I feel, even though I’ve got 120 staff company-wide now, and it’s a huge 24- hour business because of our bakery, I still feel that it’s a family-run business and that I’m still the face that the customers and my staff know.

Do you pay heed to what’s going on in the broader restaurant world?

No, I’ve never been a follower. I think I’ve always just wanted to paddle my own canoe and if people don’t want to come along behind me or walk in through our front door, then so be it. I’m on Instagram and I love to see what other people are doing, but I don’t necessarily look at it for inspiration.

Kitchens and the visibility of women chefs has changed inordinately in the 30+ years that you’ve been around. There’s still not parity, but how do you feel that’s changed and do you think that it’s important to have the distinction? For instance, should we have a magazine which is just focused on women in the industry, or should it be allmerged? What’s your view?
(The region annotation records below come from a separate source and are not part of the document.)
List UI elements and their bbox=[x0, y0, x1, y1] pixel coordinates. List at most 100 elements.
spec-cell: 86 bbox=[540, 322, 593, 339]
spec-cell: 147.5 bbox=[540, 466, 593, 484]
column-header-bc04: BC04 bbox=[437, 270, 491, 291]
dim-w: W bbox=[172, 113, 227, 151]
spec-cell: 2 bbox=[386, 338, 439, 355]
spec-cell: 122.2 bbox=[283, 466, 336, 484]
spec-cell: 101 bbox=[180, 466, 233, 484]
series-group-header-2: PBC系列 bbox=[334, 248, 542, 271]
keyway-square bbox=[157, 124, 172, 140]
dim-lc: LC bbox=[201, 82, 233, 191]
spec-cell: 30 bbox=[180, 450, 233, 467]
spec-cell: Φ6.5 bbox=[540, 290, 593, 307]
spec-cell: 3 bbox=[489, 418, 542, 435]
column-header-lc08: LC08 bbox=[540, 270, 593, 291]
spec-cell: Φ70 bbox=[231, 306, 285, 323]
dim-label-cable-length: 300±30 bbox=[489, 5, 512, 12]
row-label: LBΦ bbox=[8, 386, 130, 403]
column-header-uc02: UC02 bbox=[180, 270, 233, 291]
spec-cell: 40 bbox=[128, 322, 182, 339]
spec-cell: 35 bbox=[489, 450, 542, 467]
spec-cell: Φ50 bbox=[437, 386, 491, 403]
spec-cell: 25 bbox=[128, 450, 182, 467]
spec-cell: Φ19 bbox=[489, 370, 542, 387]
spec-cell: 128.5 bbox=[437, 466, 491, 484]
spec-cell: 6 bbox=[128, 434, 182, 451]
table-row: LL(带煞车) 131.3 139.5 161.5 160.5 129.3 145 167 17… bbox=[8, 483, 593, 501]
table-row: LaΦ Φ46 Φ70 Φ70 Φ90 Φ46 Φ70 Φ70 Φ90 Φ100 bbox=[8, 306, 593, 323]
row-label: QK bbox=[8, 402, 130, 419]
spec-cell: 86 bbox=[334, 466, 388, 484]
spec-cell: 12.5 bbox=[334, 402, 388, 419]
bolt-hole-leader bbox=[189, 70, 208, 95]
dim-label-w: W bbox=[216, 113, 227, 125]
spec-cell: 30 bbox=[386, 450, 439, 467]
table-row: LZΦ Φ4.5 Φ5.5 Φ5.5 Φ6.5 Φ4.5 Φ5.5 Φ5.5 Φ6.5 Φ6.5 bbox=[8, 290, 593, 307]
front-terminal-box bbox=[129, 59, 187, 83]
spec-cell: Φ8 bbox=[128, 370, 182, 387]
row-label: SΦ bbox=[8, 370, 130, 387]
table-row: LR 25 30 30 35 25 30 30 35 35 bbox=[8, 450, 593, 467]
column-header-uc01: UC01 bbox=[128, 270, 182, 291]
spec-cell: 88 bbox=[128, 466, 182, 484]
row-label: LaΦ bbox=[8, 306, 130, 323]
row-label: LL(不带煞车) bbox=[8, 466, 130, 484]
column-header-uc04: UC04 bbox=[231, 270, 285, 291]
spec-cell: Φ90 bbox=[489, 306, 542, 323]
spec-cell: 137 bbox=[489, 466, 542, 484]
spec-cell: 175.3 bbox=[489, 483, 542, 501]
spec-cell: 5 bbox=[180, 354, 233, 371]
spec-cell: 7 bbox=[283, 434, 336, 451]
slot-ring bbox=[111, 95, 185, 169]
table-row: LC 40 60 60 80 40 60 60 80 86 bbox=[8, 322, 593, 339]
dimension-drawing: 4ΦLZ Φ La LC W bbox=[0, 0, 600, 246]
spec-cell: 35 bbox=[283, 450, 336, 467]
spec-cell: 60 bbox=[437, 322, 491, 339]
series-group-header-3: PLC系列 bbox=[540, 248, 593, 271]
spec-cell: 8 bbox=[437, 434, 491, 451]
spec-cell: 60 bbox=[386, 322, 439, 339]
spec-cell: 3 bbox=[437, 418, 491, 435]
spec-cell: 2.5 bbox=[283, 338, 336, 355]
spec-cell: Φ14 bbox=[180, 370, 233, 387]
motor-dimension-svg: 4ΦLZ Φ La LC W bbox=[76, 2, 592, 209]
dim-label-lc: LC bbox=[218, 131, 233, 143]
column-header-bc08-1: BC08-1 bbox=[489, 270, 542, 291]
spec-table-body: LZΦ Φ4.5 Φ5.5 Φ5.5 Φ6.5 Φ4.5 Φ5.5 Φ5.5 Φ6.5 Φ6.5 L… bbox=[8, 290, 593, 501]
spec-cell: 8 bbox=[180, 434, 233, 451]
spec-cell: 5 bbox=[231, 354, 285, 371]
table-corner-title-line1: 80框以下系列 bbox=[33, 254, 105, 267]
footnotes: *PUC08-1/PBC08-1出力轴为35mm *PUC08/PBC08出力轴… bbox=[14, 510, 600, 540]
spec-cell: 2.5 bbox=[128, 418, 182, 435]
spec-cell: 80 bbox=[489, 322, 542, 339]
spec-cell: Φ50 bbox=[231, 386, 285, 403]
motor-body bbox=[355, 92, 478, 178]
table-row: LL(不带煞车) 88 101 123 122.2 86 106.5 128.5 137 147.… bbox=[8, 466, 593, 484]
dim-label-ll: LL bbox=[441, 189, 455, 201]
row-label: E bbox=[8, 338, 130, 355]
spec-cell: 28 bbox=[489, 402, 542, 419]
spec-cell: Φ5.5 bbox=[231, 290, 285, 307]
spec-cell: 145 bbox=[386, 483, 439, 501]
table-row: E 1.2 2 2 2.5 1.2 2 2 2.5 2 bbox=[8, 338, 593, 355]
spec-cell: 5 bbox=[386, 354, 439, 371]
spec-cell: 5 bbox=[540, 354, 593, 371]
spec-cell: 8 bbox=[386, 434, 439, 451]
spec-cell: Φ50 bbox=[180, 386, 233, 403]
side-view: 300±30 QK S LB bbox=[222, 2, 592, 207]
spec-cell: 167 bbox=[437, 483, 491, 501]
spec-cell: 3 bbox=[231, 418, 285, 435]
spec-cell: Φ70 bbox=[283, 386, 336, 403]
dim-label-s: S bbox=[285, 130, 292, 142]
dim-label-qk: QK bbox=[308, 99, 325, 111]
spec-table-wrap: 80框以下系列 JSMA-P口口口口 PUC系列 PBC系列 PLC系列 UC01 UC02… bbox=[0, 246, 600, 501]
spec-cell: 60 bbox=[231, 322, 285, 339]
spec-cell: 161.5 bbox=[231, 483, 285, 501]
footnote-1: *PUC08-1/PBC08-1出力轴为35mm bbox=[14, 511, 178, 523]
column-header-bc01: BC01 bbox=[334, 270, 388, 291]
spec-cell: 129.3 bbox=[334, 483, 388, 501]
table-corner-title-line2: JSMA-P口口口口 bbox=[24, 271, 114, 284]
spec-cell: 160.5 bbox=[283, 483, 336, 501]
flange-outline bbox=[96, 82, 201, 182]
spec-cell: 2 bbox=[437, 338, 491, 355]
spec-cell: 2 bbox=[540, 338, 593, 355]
I’ve always said that there have always been women in the kitchen. They’re just not the type to scream and shout about being in the kitchen or doing whatever they’re doing. They don’t go on television at the drop of a hat. They’ve always been quietly beavering away in the background. When I opened, my head chef was a woman, my general manager was a woman, my restaurant manager was a woman, and we had two Brazilian women kitchen porters. I think probably in the early days, 60-70% of my staff were women.

Was that a conscious decision?

No, not at all. I’ve always said that if an elephant walked through the door and could do the job beautifully, I would hire it. I think when I was running the kitchen, it was a lightness of touch that I was looking for and someone who understood that waste was a bad thing. Using yesterday’s product before we pile into today’s for instance… Sensible things to do. Despite the publicity around it, food waste avoidance was, I think, what they were doing in caves! It just makes sense.

Can you foresee a time when you won’t be at the restaurant every day?

Yes. I broke my hip four months ago and I wasn’t here for a full month. The kitchen and the dining room both ran beautifully, and I did lots of stuff on my laptop. I was crawling up the wall with boredom, however. The team is perfectly capable of running it without me if they ever need to.

I’m not ready to hand over the restaurant yet, though. It’s all about the team: my restaurant manager’s been with me for 26 years. I just shook hands with one of my drivers, who’s been with me 15 years and he drives all through the night for the bakery. I’ve had kitchen porters for 30 years. My head pastry chef has worked with me for 29 years. She left to have a couple of babies and came back, part time. I’m blessed with a lot of wonderful people who’ve been with me a long time. There’s a lot of coming and going, but the core is the same… I’m very, very lucky.

Do you go back to California?

Every year. Alice [Waters] is godmother to my son Samuel, and she’s my touchstone. I have her on my shoulder every day of my life, and she tells me what I’m doing wrong, and when I’m getting it right.